During the Reformation, in 1562, the nunnery was suppressed.

===Private property===
The premises then became the property of the Electors Palatine, and were put to a variety of purposes, including in the 1660s and 1670s a Frauenstift, or a collegiate establishment for the accommodation of unmarried daughters of the nobility. The Stift lasted only a few years, but had an enduring influence on the name of the place, which from this point on has generally been known as Stift Neuburg.

In 1706 Johann Wilhelm II, Elector Palatine gave the premises to the Jesuits of Heidelberg, who constructed the buildings now to be seen on the site. After the suppression of the Jesuits in 1773, the former abbey reverted to the possession of the Elector and in 1799 was mortgaged in favour of Heidelberg University, passing into private hands in 1804. In 1825 it became the property of Johann Friedrich Heinrich Schlosser, a nephew by marriage of Goethe, and after his death to his wife's relatives, the von Bernus family.

===Second foundation===
In 1926 Neuburg was reacquired for the Benedictines from the poet and mystic Alexander von Bernus, and resettled by Beuron Archabbey. It was elevated to the status of an abbey in 1928.

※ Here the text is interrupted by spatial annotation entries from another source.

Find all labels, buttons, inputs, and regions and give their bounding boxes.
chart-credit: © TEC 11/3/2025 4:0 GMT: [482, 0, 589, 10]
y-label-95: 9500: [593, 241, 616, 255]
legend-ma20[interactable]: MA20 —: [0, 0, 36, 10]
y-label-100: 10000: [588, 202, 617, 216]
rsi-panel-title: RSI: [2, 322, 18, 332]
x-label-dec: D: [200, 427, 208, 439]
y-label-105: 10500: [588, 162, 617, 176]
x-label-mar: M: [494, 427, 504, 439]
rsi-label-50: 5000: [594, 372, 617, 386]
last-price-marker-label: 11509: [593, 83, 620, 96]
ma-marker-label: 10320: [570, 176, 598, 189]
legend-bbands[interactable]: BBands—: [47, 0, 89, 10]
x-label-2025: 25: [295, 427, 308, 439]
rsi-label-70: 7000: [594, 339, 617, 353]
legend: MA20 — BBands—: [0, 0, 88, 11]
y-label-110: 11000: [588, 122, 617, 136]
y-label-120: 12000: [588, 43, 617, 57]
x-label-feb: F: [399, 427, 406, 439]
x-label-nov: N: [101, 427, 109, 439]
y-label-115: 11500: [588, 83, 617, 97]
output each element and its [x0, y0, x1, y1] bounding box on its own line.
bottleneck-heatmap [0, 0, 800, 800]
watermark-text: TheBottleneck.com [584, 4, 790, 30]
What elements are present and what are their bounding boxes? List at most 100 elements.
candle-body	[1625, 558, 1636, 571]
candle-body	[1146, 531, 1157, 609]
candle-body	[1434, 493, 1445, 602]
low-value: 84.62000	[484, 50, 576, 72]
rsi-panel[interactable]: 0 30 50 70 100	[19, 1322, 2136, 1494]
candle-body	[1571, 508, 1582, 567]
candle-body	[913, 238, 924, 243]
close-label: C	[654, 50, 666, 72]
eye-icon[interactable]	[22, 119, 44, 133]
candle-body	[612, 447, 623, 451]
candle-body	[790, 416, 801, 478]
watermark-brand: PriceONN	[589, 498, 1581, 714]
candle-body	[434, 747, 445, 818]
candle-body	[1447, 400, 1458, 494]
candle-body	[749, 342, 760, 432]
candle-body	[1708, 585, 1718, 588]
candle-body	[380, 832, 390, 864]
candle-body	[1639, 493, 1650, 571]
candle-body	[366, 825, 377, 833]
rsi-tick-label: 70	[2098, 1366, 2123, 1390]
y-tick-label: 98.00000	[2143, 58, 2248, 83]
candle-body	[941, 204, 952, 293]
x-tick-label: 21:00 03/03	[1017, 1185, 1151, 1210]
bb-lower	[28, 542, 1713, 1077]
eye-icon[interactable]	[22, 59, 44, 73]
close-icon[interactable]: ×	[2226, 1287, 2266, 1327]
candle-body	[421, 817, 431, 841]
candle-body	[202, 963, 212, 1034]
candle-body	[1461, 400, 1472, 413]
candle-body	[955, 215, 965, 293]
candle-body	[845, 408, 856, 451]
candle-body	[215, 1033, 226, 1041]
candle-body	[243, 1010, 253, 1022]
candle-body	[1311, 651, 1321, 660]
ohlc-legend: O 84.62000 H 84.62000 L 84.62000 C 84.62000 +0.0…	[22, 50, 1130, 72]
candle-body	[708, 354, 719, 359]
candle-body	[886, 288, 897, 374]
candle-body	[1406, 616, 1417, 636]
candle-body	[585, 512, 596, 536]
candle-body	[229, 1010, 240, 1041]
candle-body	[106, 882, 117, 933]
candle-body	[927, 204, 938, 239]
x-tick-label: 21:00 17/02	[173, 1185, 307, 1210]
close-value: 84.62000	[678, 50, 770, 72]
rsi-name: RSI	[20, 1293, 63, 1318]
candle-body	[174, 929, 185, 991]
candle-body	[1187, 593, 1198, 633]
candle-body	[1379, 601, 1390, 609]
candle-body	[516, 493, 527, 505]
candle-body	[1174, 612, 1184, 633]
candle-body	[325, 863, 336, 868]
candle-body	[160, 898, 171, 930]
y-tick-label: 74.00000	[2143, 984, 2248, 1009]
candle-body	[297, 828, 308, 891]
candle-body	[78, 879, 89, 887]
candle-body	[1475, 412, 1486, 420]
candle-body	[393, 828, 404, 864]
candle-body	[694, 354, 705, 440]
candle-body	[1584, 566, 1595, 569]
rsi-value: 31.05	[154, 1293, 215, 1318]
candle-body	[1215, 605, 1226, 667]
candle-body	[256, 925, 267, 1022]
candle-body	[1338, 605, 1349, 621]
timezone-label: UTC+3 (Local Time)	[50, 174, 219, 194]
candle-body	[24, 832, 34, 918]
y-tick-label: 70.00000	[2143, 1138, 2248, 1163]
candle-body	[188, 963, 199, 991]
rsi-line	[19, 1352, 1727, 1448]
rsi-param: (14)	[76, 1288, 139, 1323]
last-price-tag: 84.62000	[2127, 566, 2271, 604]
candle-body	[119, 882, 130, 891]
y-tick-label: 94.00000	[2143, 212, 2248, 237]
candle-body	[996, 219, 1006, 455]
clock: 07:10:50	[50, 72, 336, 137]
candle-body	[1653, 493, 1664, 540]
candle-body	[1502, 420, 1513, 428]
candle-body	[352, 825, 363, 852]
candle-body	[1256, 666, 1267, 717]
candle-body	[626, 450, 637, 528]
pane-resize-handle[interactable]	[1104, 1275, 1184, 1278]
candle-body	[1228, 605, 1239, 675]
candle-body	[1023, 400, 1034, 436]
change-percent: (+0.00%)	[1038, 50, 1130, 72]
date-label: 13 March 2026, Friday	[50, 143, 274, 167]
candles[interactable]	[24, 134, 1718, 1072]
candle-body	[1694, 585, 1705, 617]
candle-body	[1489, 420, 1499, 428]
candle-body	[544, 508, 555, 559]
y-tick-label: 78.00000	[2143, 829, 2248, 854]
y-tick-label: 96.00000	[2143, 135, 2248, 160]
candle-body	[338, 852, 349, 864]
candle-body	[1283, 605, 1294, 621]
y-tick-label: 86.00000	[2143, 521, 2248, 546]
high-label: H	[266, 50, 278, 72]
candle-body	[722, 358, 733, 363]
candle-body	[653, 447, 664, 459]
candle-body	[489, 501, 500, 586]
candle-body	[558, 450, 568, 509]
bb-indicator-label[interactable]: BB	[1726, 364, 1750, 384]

The problems of the new foundation were great, and the first abbot, Adalbert von Neipperg, elected in 1929, resigned in 1934, after which the abbey was directed by an administrative board. The dissolution of the abbey during World War II was prevented by its being used as a refuge for the inmates of a bombed-out old people's home from the Ruhrgebiet.

Serious development of the community began in 1948, under the newly elected second abbot, Dr. Albert Ohlmeyer. In 1960 the restored and extended church was dedicated. After Dr. Ohlmeyer's death in 1976 the community elected Dom Maurus Berve, and after his early decease in 1986, Dom Franziskus Heereman from the Trappist Mariawald Abbey in the Eifel. After Heereman had resigned in 2016, Dom Winfried Schwab from the Benedictine Admont Abbey in Austria was elected abbot. He resigned in 2018.